Am 8. Dezember habe ich endlich das Fußballstadion von Portsmouth kennengelernt. Letztes Jahr war ich ja mit Papa bei einem Spiel in Southampton gewesen und hatte den lokalen Verein schon immer mal sehen wollen. Von Kollegen und aus dem Stadtbild hatte ich einen positiven Eindruck des Publikums bekommen, und wenn der Wind richtig steht, hört man an Spieltagen sehr ordentlich Gesänge. Portsmouth hat sich in den letzten Jahren sehr gut erholt. Vor vielen Jahren aus der Oberliga abgestiegen, stiegen sie vor meiner Zeit in die dritte Liga auf (Ellie erzählt, wie damals die ganze Stadt feierte) und haben sich diese Saison bereits den Aufstieg in die zweite gesichert.

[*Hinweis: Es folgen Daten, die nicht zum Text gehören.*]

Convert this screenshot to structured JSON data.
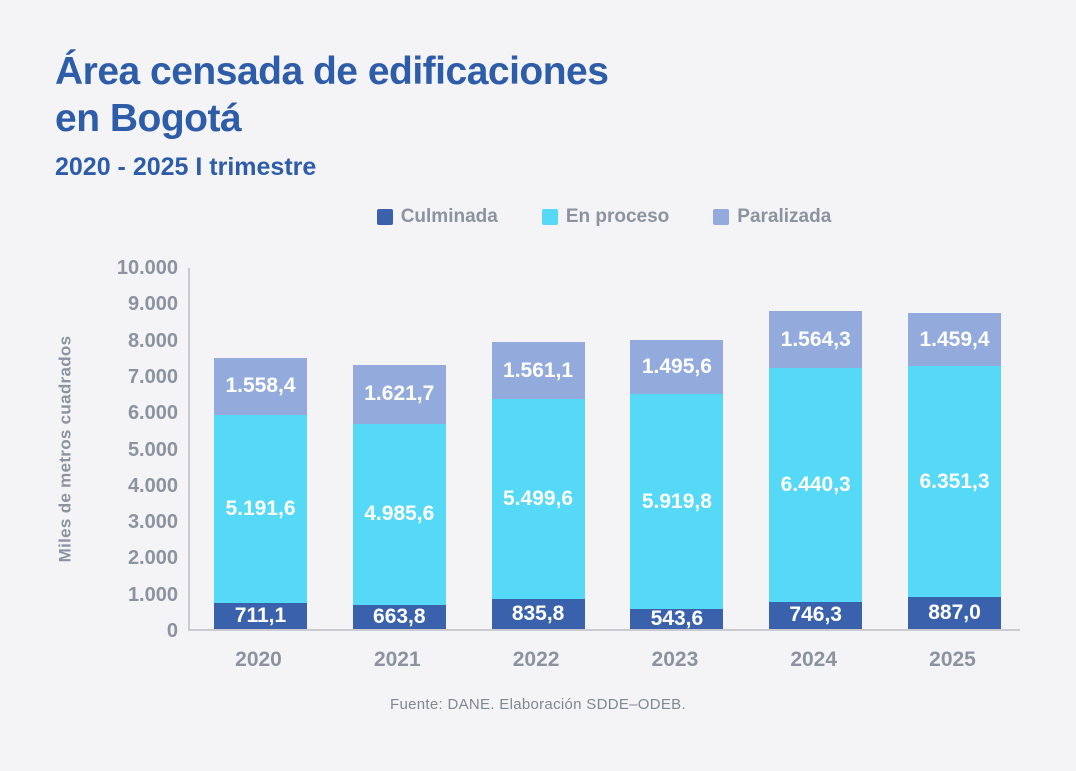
{
  "header": {
    "title_line1": "Área censada de edificaciones",
    "title_line2": "en Bogotá",
    "subtitle": "2020 - 2025 I trimestre"
  },
  "legend": [
    {
      "label": "Culminada",
      "color": "#3a62ac"
    },
    {
      "label": "En proceso",
      "color": "#55d9f7"
    },
    {
      "label": "Paralizada",
      "color": "#92abdc"
    }
  ],
  "chart_data": {
    "type": "bar",
    "stacked": true,
    "title": "Área censada de edificaciones en Bogotá",
    "subtitle": "2020 - 2025 I trimestre",
    "xlabel": "",
    "ylabel": "Miles de metros cuadrados",
    "ylim": [
      0,
      10000
    ],
    "ytick_step": 1000,
    "ytick_labels": [
      "0",
      "1.000",
      "2.000",
      "3.000",
      "4.000",
      "5.000",
      "6.000",
      "7.000",
      "8.000",
      "9.000",
      "10.000"
    ],
    "grid": "off",
    "legend_position": "top",
    "categories": [
      "2020",
      "2021",
      "2022",
      "2023",
      "2024",
      "2025"
    ],
    "series": [
      {
        "name": "Culminada",
        "color": "#3a62ac",
        "values": [
          711.1,
          663.8,
          835.8,
          543.6,
          746.3,
          887.0
        ],
        "labels": [
          "711,1",
          "663,8",
          "835,8",
          "543,6",
          "746,3",
          "887,0"
        ]
      },
      {
        "name": "En proceso",
        "color": "#55d9f7",
        "values": [
          5191.6,
          4985.6,
          5499.6,
          5919.8,
          6440.3,
          6351.3
        ],
        "labels": [
          "5.191,6",
          "4.985,6",
          "5.499,6",
          "5.919,8",
          "6.440,3",
          "6.351,3"
        ]
      },
      {
        "name": "Paralizada",
        "color": "#92abdc",
        "values": [
          1558.4,
          1621.7,
          1561.1,
          1495.6,
          1564.3,
          1459.4
        ],
        "labels": [
          "1.558,4",
          "1.621,7",
          "1.561,1",
          "1.495,6",
          "1.564,3",
          "1.459,4"
        ]
      }
    ],
    "totals": [
      7461.1,
      7271.1,
      7896.5,
      7959.0,
      8750.9,
      8697.7
    ]
  },
  "footer": {
    "source": "Fuente: DANE. Elaboración SDDE–ODEB."
  },
  "colors": {
    "background": "#f4f4f6",
    "title_blue": "#2d5ca8",
    "axis_gray": "#c9cbd1",
    "text_gray": "#8b93a1"
  }
}
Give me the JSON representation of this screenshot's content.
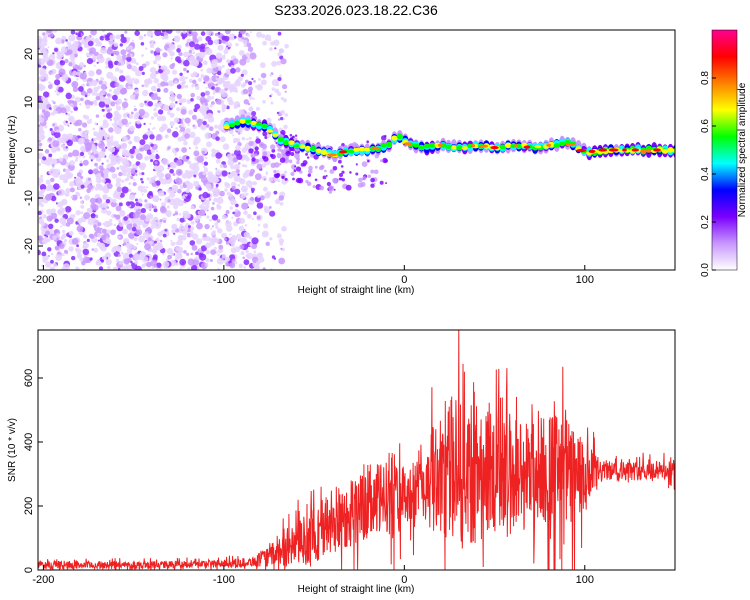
{
  "title": "S233.2026.023.18.22.C36",
  "chart_data": [
    {
      "type": "heatmap",
      "name": "spectrogram",
      "xlabel": "Height of straight line (km)",
      "ylabel": "Frequency (Hz)",
      "xlim": [
        -203,
        150
      ],
      "ylim": [
        -25,
        25
      ],
      "xticks": [
        -200,
        -100,
        0,
        100
      ],
      "yticks": [
        -20,
        -10,
        0,
        10,
        20
      ],
      "colorbar": {
        "label": "Normalized spectral amplitude",
        "range": [
          0,
          1
        ],
        "ticks": [
          "0.0",
          "0.2",
          "0.4",
          "0.6",
          "0.8"
        ],
        "colors": [
          "#ffffff",
          "#c896ff",
          "#7a00ff",
          "#0000ff",
          "#00ffff",
          "#00ff00",
          "#ffff00",
          "#ff8000",
          "#ff0000",
          "#ff0090"
        ]
      },
      "signal_ridge": {
        "x": [
          -100,
          -90,
          -80,
          -75,
          -70,
          -60,
          -50,
          -40,
          -30,
          -20,
          -10,
          -5,
          0,
          10,
          20,
          30,
          40,
          50,
          60,
          70,
          80,
          90,
          95,
          100,
          110,
          120,
          130,
          140,
          150
        ],
        "y": [
          5,
          6,
          5,
          4,
          2,
          1,
          0,
          -1,
          0,
          0,
          1,
          3,
          1.5,
          0.5,
          1,
          0.5,
          1,
          0.5,
          1,
          0.5,
          1,
          1.5,
          0.5,
          -0.5,
          0,
          0,
          0,
          0,
          0
        ]
      },
      "noise_region_x": [
        -203,
        -75
      ]
    },
    {
      "type": "line",
      "name": "snr",
      "xlabel": "Height of straight line (km)",
      "ylabel": "SNR (10 * v/v)",
      "xlim": [
        -203,
        150
      ],
      "ylim": [
        0,
        750
      ],
      "xticks": [
        -200,
        -100,
        0,
        100
      ],
      "yticks": [
        0,
        200,
        400,
        600
      ],
      "color": "#ee2222",
      "envelope": {
        "x": [
          -203,
          -150,
          -100,
          -85,
          -75,
          -70,
          -60,
          -50,
          -40,
          -30,
          -20,
          -10,
          -5,
          0,
          10,
          20,
          30,
          35,
          40,
          50,
          60,
          70,
          80,
          90,
          100,
          110,
          120,
          130,
          140,
          150
        ],
        "center": [
          15,
          15,
          20,
          25,
          40,
          60,
          80,
          110,
          150,
          180,
          200,
          230,
          260,
          220,
          260,
          300,
          330,
          350,
          320,
          320,
          300,
          300,
          320,
          300,
          280,
          310,
          310,
          310,
          310,
          310
        ],
        "spread": [
          12,
          12,
          12,
          15,
          30,
          50,
          70,
          90,
          110,
          110,
          110,
          120,
          150,
          80,
          140,
          180,
          250,
          300,
          240,
          200,
          200,
          170,
          180,
          180,
          120,
          30,
          30,
          30,
          30,
          30
        ]
      }
    }
  ]
}
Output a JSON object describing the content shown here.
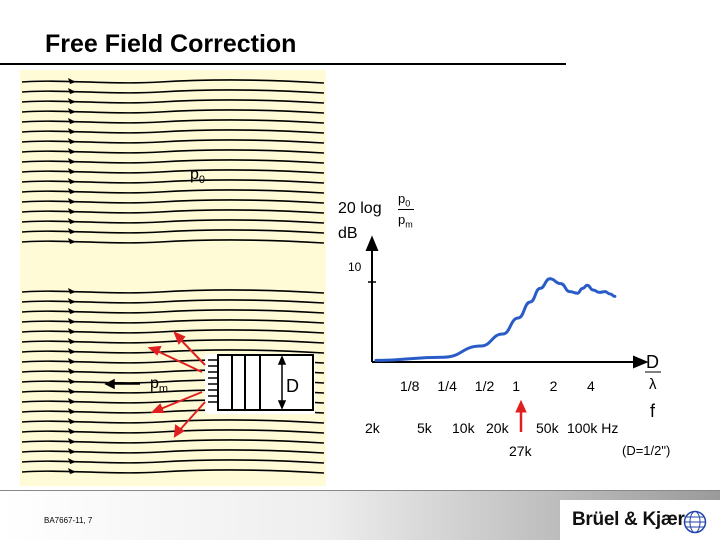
{
  "title": "Free Field Correction",
  "labels": {
    "p0": "p",
    "p0_sub": "0",
    "pm": "p",
    "pm_sub": "m",
    "diameter": "D"
  },
  "formula": {
    "prefix": "20 log",
    "num": "p",
    "num_sub": "0",
    "den": "p",
    "den_sub": "m",
    "unit": "dB"
  },
  "chart_data": {
    "type": "line",
    "ylabel": "20 log p0/pm dB",
    "y_tick": "10",
    "x_ratio_label_top": "D",
    "x_ratio_label_bottom": "λ",
    "x_ratio_ticks": [
      "1/8",
      "1/4",
      "1/2",
      "1",
      "2",
      "4"
    ],
    "x_freq_label": "f",
    "x_freq_ticks": [
      "2k",
      "5k",
      "10k",
      "20k",
      "50k",
      "100k Hz"
    ],
    "marker_label": "27k",
    "note": "(D=1/2\")",
    "marker_color": "#e02020",
    "curve_color": "#2a5cc8",
    "series": [
      {
        "x": [
          0.125,
          0.25,
          0.5,
          0.75,
          1.0,
          1.25,
          1.5,
          1.8,
          2.2,
          2.6,
          3.0,
          3.3,
          3.6,
          4.0,
          4.5,
          5.0,
          5.5,
          6.0
        ],
        "y": [
          0.2,
          0.6,
          2.0,
          3.5,
          5.5,
          7.5,
          9.2,
          10.4,
          9.8,
          8.8,
          8.6,
          9.2,
          9.6,
          9.0,
          8.7,
          8.8,
          8.5,
          8.2
        ]
      }
    ]
  },
  "footer": {
    "code": "BA7667-11, 7",
    "logo": "Brüel & Kjær"
  }
}
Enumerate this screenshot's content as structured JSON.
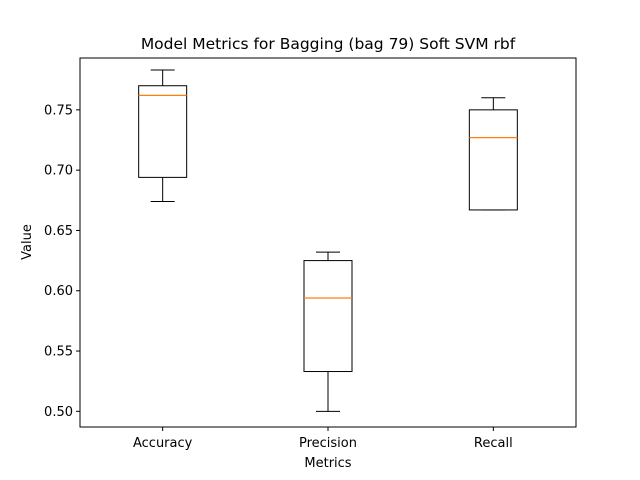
{
  "chart_data": {
    "type": "boxplot",
    "title": "Model Metrics for Bagging (bag 79) Soft SVM rbf",
    "xlabel": "Metrics",
    "ylabel": "Value",
    "ylim": [
      0.487,
      0.793
    ],
    "yticks": [
      "0.50",
      "0.55",
      "0.60",
      "0.65",
      "0.70",
      "0.75"
    ],
    "categories": [
      "Accuracy",
      "Precision",
      "Recall"
    ],
    "boxes": [
      {
        "whisker_low": 0.674,
        "q1": 0.694,
        "median": 0.762,
        "q3": 0.77,
        "whisker_high": 0.783
      },
      {
        "whisker_low": 0.5,
        "q1": 0.533,
        "median": 0.594,
        "q3": 0.625,
        "whisker_high": 0.632
      },
      {
        "whisker_low": 0.667,
        "q1": 0.667,
        "median": 0.727,
        "q3": 0.75,
        "whisker_high": 0.76
      }
    ],
    "colors": {
      "box": "#000000",
      "median": "#ff7f0e"
    },
    "grid": false,
    "legend": "none"
  }
}
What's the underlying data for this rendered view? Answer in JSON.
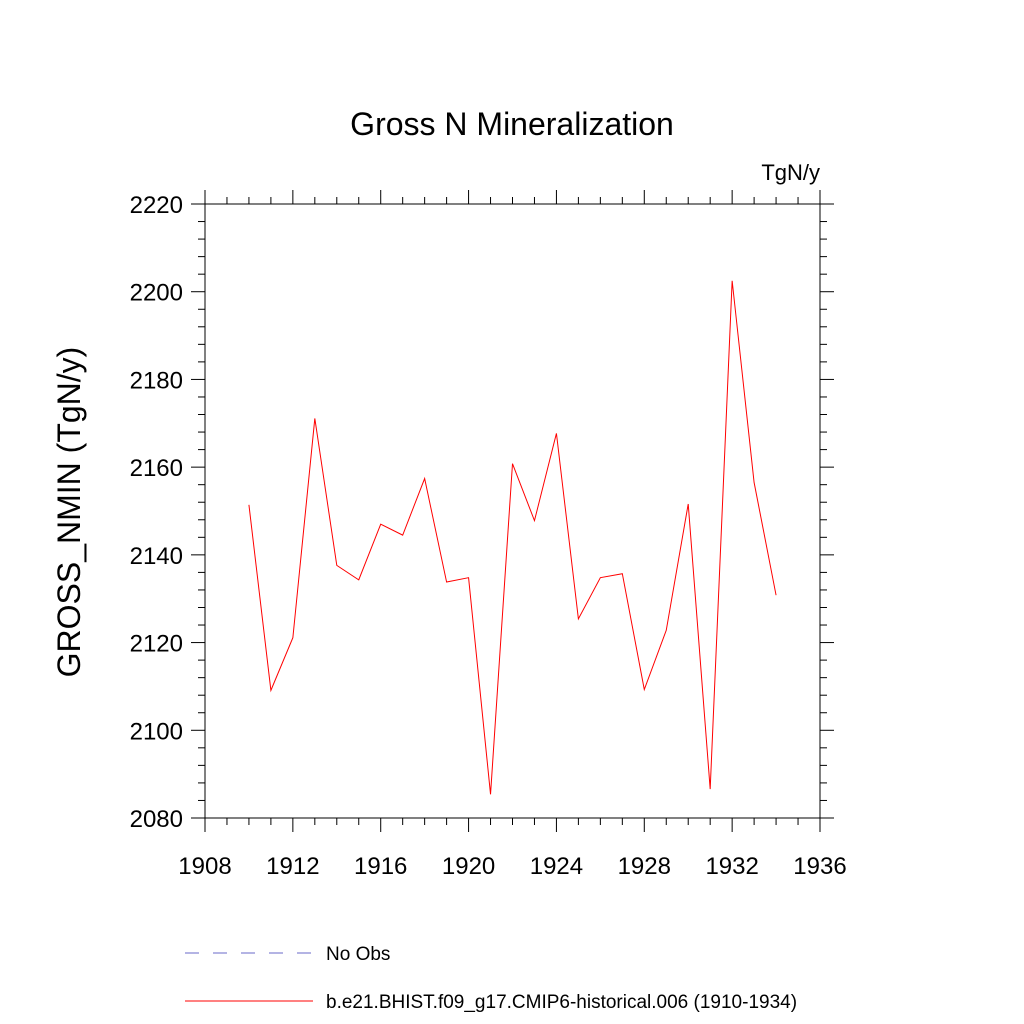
{
  "chart_data": {
    "type": "line",
    "title": "Gross N Mineralization",
    "units": "TgN/y",
    "xlabel": "",
    "ylabel": "GROSS_NMIN  (TgN/y)",
    "xlim": [
      1908,
      1936
    ],
    "ylim": [
      2080,
      2220
    ],
    "x_ticks": [
      1908,
      1912,
      1916,
      1920,
      1924,
      1928,
      1932,
      1936
    ],
    "x_tick_labels": [
      "1908",
      "1912",
      "1916",
      "1920",
      "1924",
      "1928",
      "1932",
      "1936"
    ],
    "y_ticks": [
      2080,
      2100,
      2120,
      2140,
      2160,
      2180,
      2200,
      2220
    ],
    "y_tick_labels": [
      "2080",
      "2100",
      "2120",
      "2140",
      "2160",
      "2180",
      "2200",
      "2220"
    ],
    "x_minor_step": 1,
    "y_minor_step": 4,
    "grid": false,
    "legend_position": "bottom",
    "series": [
      {
        "name": "No Obs",
        "color": "#6a6ac8",
        "dash": "dashed",
        "x": [],
        "values": []
      },
      {
        "name": "b.e21.BHIST.f09_g17.CMIP6-historical.006 (1910-1934)",
        "color": "#ff0000",
        "dash": "solid",
        "x": [
          1910,
          1911,
          1912,
          1913,
          1914,
          1915,
          1916,
          1917,
          1918,
          1919,
          1920,
          1921,
          1922,
          1923,
          1924,
          1925,
          1926,
          1927,
          1928,
          1929,
          1930,
          1931,
          1932,
          1933,
          1934
        ],
        "values": [
          2151.4,
          2109.1,
          2121.1,
          2171.1,
          2137.6,
          2134.3,
          2147.0,
          2144.5,
          2157.4,
          2133.8,
          2134.8,
          2085.4,
          2160.8,
          2147.8,
          2167.7,
          2125.4,
          2134.8,
          2135.7,
          2109.3,
          2122.8,
          2151.6,
          2086.6,
          2202.5,
          2156.5,
          2130.8
        ]
      }
    ]
  }
}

Gute Stimmung also.  Ellie ist auch mitgekommen, obwohl sie sich auch wenig für Fußball interessiert.Ein fußballinteressierter Freund hat Karten organisiert. Seitdem geburtenschwache Jahrgänge ins Studentenalter gekommen sind, sponsort die Uni den Fußballverein, um unter jungen Leuten zu werben - und Unimitarbeiter kriegen Kartenrabatt. Also waren wir zu dritt, dass allein fand ich schon gut, weil ich seit Mathieus Wegzug immer noch keinen echten Freundenkreis hier habe. Wie wir später erfuhren, waren diverse Freunde auch im Stadion. Das hat mir auch gefallen, weil es noch relativ klein ist und nahbarer wirkt als die großen Arenen. Tradition steckt auch drin: ein Flügel steht unter Denkmalschutz. Und man spürt die Geschichte des Vereins in einer Hafenstadt: vor der Partie wurde die "Hornpipe" gespielt, eine traditioneller britischerr Seemannstanz, über den man sich auf jeden Fall informieren sollte - offenbar hat ihn Händel in seine Wassermusik gesteckt. Und dazu trug man ein Plakat mit der Zeichnung eines Matrosen um das Rund, das ich schon oftmal gesehen hatte; offensichtlich hat es einen lokalen Hintergrund. Das Spiel wurde souverän gewonnen.

Die gegenüberliegende Seite steht unter Denkmalschutz, weil sie ein Stadionarchitekturspezialist 1909 gebaut hat.